Can you smell the magic in the air? Oh right.
Today’s final from Wembley Stadium (12:15 p.m, FOX) pits Manchester City vs. Wigan Athletic. Our pal Gus Johnson will be behind the mic.
Whatever “magic” the people inside the English FA running the Cup try to conjure is probably lost on American viewers. For Manchester City, last year’s Premier League champs, winning it would represent a consolation prize to a very meh season. Wigan, on the other hand, could win the FA Cup and still get relegated from the Premier League in the span of a eight days.
Smells like the recipe for magic right there! (Or expired meat pies.)
One of the storylines coming in was the David vs. Goliath aspect, since Wigan spends about $53 million on player wages compared to $313 million by City.
That’s been overshadowed since stories leaked out of England Friday that Manchester City is about to replace manager Roberto Mancini with Manuel Pellegrini, currently in charge of Malaga in Spain.
Meanwhile Wigan is 18th in the Premier League table, three points from safety with two games to play. The Latics’ draw to the final has been very manageable, only having run across one other fellow Premier League club on their way to Wembley.
In typical Wigan fashion, it’s semifinal win over Millwall last month — the high point in the club’s history — was overshadowed by pathetic Millwall fans fighting among themselves.
As nice as it would be for Wigan, which never gets any respect in England despite finding a way to hang around (like George Costanza in the basement of PlayNow Sports) in the Premier League going on seven seasons, winning the FA Cup would be secondary to staying up for another season in the top flight. Claiming the FA Cup might mean some kind of “magic,” but that doesn’t translate into the millions and millions dollars the Premier League’s TV contract is worth.
It means Wigan manager Roberto Martinez, a club icon as both a player and manager, must juggle the club’s highest-profile’s game on Saturday with a do-or-die match on Tuesday at the Emirates vs. Arsenal. It speaks to the diminished standing of the FA Cup if Martinez starts a second-choice or weakened lineup in order to save his top players for the Arsenal game.
The grim reality is placing 17th in the 20-team Premier League trumps the glory and magic of hoisting the world’s oldest knockout soccer trophy.
For Manchester City it’s been a season where Mancini’s signings, aside from Matija Nastasić, have underwhelmed.
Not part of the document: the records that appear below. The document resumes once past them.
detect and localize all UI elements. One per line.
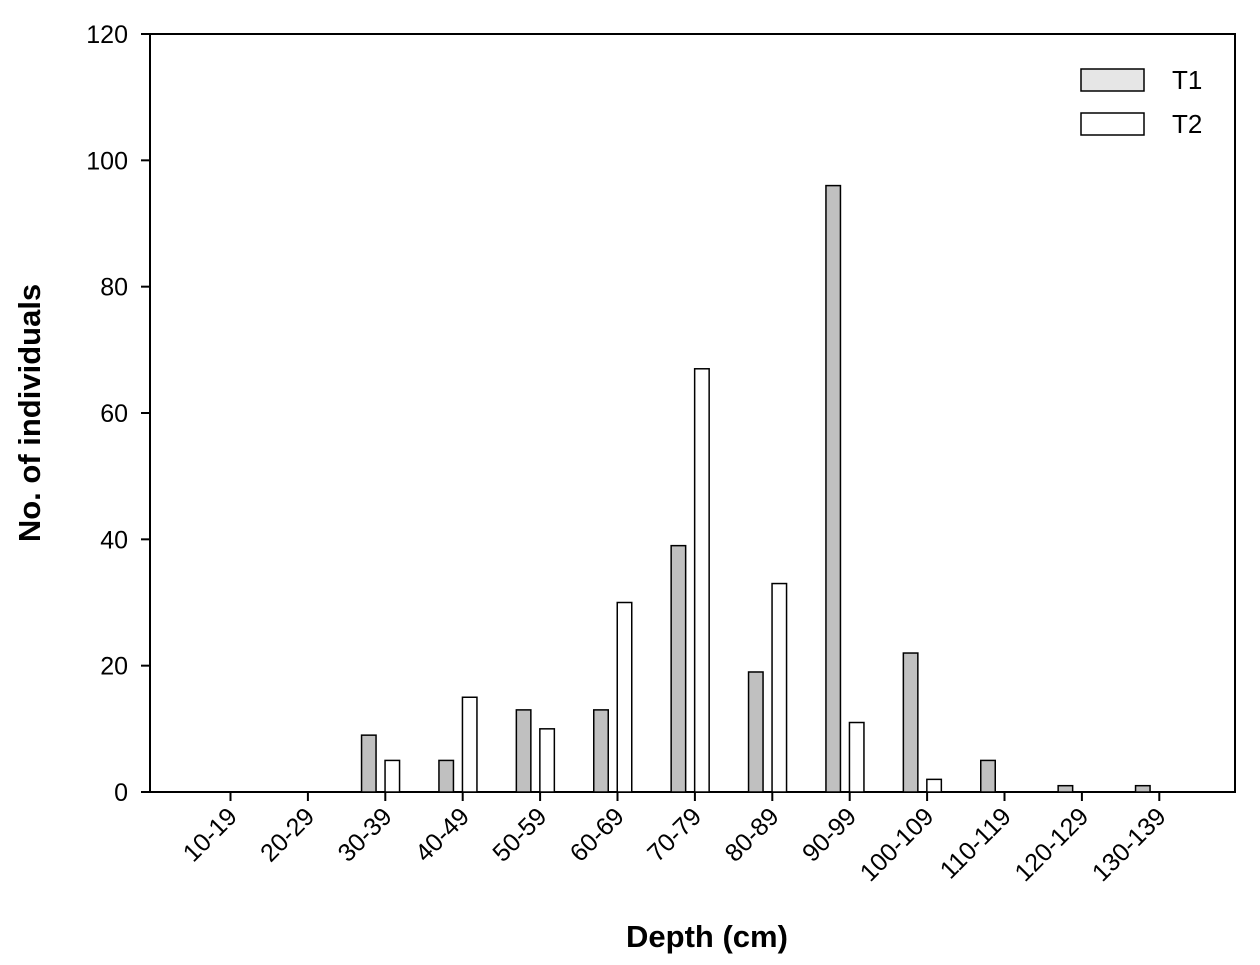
bar-t2-60-69 [616,601,633,793]
bar-t2-70-79 [693,368,710,793]
x-tick-label: 30-39 [333,802,398,867]
bar-t1-40-49 [438,759,455,793]
x-axis: 10-19 20-29 30-39 40-49 50-59 60-69 70-79 80-89… [178,792,1172,887]
bar-t2-40-49 [461,696,478,793]
plot-frame [149,33,1236,793]
bars [360,184,1151,793]
bar-t2-90-99 [848,721,865,793]
bar-t1-30-39 [360,734,377,793]
y-tick-label: 80 [100,274,128,302]
y-axis: 0 20 40 60 80 100 120 [86,21,150,807]
legend-swatch-t1 [1080,68,1145,92]
x-axis-title: Depth (cm) [626,919,788,954]
x-tick-label: 20-29 [255,802,320,867]
x-tick-label: 120-129 [1009,802,1094,887]
x-tick-label: 80-89 [720,802,785,867]
bar-t1-120-129 [1057,784,1074,793]
bar-t1-90-99 [825,184,842,793]
bar-t2-30-39 [384,759,401,793]
x-tick-label: 60-69 [565,802,630,867]
bar-t1-130-139 [1134,784,1151,793]
x-tick-label: 70-79 [642,802,707,867]
x-tick-label: 110-119 [935,802,1017,884]
y-tick-label: 0 [114,779,128,807]
x-tick-label: 40-49 [410,802,475,867]
legend-label-t2: T2 [1172,109,1202,139]
bar-t1-50-59 [515,709,532,793]
y-axis-title: No. of individuals [12,284,47,542]
y-tick-label: 120 [86,21,128,49]
x-tick-label: 130-139 [1087,802,1172,887]
bar-t1-100-109 [902,652,919,793]
bar-t1-60-69 [593,709,609,793]
y-tick-label: 60 [100,400,128,428]
x-tick-label: 100-109 [855,802,940,887]
x-tick-label: 50-59 [487,802,552,867]
x-tick-label: 10-19 [178,802,243,867]
bar-t1-110-119 [980,759,996,793]
y-tick-label: 100 [86,147,128,175]
bar-t2-80-89 [771,582,788,793]
bar-t1-80-89 [747,671,764,793]
y-tick-label: 20 [100,653,128,681]
legend-swatch-t2 [1080,112,1145,136]
bar-t1-70-79 [670,544,687,793]
y-tick-label: 40 [100,526,128,554]
legend-label-t1: T1 [1172,65,1202,95]
x-tick-label: 90-99 [797,802,862,867]
bar-t2-50-59 [539,728,556,793]
bar-t2-100-109 [926,778,943,793]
Vincent Kompany, David Silva and keeper Joe Hart, have regressed from last year’s title-winning form. Only Sergio Agüero has lived up to his billing up top, scoring 16 goals across all competitions, as the rest of City’s forwards have underwhelmed.
A second-place finish in the Premier League and placing last in their Champions League group are not the plans Sheikh Mansour had for his English soccer plaything this season and why Mancini will likely get the ax.
Figure City still gets its consolation prize with relative ease. Sorry Wigan.